Mechanical and thermal properties for corrosion products of lutetium silicates against CMAS

Rare earth silicates are promising environmental/thermal barrier coating (E/TBC) materials facing severe CMAS (CaO-MgO-Al2O3-SiO2) corrosion. Previous studies mainly focused on the intrinsic properties of precorrosion coatings, but there were few studies on their CMAS corrosion products that play a crucial role in the performance of coatings in postservice stage. In this work, the mechanical and thermal properties of nine corrosion products between lutetium silicates and CMAS are studied using first-principles calculations. Their differences of elastic stiffness are attributed to the different crystal structures and bonding strength. The T:O ratio is identified as a factor of the crystal structure for silicate products, and it has a good correlation with their elastic stiffness.

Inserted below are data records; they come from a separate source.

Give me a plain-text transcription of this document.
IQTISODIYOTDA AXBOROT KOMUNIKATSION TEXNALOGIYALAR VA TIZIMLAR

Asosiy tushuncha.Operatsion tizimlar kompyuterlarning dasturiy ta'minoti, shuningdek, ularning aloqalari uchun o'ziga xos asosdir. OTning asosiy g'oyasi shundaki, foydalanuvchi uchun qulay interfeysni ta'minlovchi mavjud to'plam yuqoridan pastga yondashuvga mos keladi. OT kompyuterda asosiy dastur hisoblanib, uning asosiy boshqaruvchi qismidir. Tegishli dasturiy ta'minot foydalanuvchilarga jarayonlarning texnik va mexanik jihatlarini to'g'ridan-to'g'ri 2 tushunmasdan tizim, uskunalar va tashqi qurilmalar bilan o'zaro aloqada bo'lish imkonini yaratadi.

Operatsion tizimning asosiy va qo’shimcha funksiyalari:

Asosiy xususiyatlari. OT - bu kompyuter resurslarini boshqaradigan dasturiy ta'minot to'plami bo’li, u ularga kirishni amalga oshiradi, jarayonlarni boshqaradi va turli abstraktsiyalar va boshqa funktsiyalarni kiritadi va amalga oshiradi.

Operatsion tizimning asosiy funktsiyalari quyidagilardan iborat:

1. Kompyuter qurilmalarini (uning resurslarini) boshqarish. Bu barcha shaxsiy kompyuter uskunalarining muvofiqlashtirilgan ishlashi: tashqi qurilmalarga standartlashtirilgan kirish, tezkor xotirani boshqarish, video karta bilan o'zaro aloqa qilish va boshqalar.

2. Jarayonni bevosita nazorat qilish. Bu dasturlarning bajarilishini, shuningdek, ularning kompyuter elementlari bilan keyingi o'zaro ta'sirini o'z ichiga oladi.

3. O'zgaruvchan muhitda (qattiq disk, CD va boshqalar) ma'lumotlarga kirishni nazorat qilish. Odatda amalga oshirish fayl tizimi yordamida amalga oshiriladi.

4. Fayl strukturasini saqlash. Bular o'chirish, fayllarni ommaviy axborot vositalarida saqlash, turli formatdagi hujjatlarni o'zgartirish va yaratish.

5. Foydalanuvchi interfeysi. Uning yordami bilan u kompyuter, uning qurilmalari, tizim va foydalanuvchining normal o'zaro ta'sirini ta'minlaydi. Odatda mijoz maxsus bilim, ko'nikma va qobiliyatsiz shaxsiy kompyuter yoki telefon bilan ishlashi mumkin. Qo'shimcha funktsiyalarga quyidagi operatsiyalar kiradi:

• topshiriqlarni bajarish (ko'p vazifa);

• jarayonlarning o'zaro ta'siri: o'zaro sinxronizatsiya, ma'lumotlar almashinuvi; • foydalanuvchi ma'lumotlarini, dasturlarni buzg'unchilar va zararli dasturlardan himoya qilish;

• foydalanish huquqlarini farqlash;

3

Moreover, the divergences of thermal conductivity are dominated by three essential factors, that is, atomic vibration intensity, lattice vibrational anharmonicity, and complexity of crystal structure. Compared with rare earth silicates, six products, that is, the alpha-CaSiO3, beta-CaSiO3, Ca2MgSi2O7, Ca2Al2SiO7, CaAl2Si2O8, and Ca2Lu8(SiO4)6O2, showing good damage tolerance and low thermal conductivities, are predicted to be advantageous to E/TBCs. These discoveries reveal the mechanical/thermal properties of corrosion products between lutetium silicates and CMAS and are expected to support the future researches on the performance of E/TBC in the postservice stage.